NTSB Identification: CEN12FA378
14 CFR Part 91: General Aviation
Accident occurred Sunday, June 17, 2012 in Wallis, TX
Probable Cause Approval Date: 09/15/2014
Aircraft: IAR BRASOV IS-28B2, registration: N6388V
Injuries: 3 Fatal.
NTSB investigators either traveled in support of this investigation or conducted a significant amount of investigative work without any travel, and used data obtained from various sources to prepare this aircraft accident report.
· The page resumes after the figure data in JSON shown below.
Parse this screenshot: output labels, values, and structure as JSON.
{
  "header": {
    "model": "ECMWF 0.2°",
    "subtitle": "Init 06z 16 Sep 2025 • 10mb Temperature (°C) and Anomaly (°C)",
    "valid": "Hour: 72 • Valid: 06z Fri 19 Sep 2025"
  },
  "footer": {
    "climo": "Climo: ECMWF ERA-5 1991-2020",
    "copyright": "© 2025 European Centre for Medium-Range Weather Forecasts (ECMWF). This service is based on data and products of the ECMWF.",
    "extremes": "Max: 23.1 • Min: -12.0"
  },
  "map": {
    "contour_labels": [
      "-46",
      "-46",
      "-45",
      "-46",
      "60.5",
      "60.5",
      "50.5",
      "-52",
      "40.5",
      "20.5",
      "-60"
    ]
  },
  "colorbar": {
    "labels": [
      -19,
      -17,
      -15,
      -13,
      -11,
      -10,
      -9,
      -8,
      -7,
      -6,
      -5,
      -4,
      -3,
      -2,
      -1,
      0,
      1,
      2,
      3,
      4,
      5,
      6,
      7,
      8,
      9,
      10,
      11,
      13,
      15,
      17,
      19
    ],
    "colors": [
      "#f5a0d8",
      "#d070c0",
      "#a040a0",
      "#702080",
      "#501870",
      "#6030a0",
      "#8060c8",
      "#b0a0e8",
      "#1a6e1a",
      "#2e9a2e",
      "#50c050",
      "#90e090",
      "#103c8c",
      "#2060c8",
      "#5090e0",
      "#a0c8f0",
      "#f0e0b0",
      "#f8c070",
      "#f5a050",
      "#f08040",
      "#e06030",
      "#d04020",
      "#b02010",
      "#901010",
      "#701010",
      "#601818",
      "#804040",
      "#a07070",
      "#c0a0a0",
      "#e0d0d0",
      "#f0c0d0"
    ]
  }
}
A witness reported that, before launch, the pilot installed the tail dolly on the glider, and the ground crew then assisted him pull the glider near the normal launch position about midfield. Another witness reported that the pilot then assisted the passenger and the lapchild into the front seat of the glider and ensured that the restraints were properly latched and snug. The pilot then got in the rear seat, and he secured his own lap belt and shoulder straps. Several witnesses noticed that, after takeoff, the tail dolly was still attached to the glider, and the glider operations dispatcher made a radio call to “abort...abort...abort.” The takeoff continued, and several witnesses observed both the tow plane and the glider lift off normally. When the tow plane was about 50 feet above ground level (agl), the glider suddenly pitched nose up about 45 degrees, and the tow plane disconnected from the glider and turned left. The glider subsequently turned right and continued to climb steeply until it was about 150 to 200 feet agl. The glider then began what appeared to be a controlled left turn with the nose level. While the glider was turning, witnesses saw it suddenly pitch nose down and descend. Wreckage evidence showed that the glider impacted terrain at a 30- to 45-degree nose-down angle. The glider’s rapid, near-vertical descent is consistent with the pilot’s loss of control of the glider because of an aerodynamic stall. An on-scene examination of the wreckage revealed no evidence of preimpact mechanical malfunctions or failures that would have precluded normal operation.
Two other pilots reported that they had previously inadvertently made takeoffs in the same model glider with the tail dolly still attached. Both of them reported that the flight characteristics did not change in that condition. A postaccident weight and balance calculation showed that the glider’s weight and balance were still within the allowable range with the addition of the tail dolly.
At the time of the accident, the pilot had cardiac hypertrophy and severe coronary artery disease. His physician had examined him 3 days before the accident and had ordered several tests. It is likely that, if the pilot had undergone a stress test, he would have failed it, and further evaluation would likely have led to a coronary artery bypass graft operation in the following few days. The pilot’s wife reported that the pilot had spent the day of the accident engaging in strenuous activity, including teaching students and moving the glider around. Given the extent of coronary artery disease found on the pilot’s autopsy, it is likely that the pilot’s sudden awareness of the emergency situation (takeoff with the tail dolly attached) and physical exertion before the flight led to an acute coronary event and that this event contributed to his loss of control.
The National Transportation Safety Board determines the probable cause(s) of this accident to be: The pilot’s failure to maintain adequate airspeed during an emergency situation, which resulted in an aerodynamic stall and subsequent impact with terrain. Contributing to the accident was the pilot’s acute coronary event, which resulted from his severe coronary artery disease, prior physical exertion, and the stress of the emergency situation.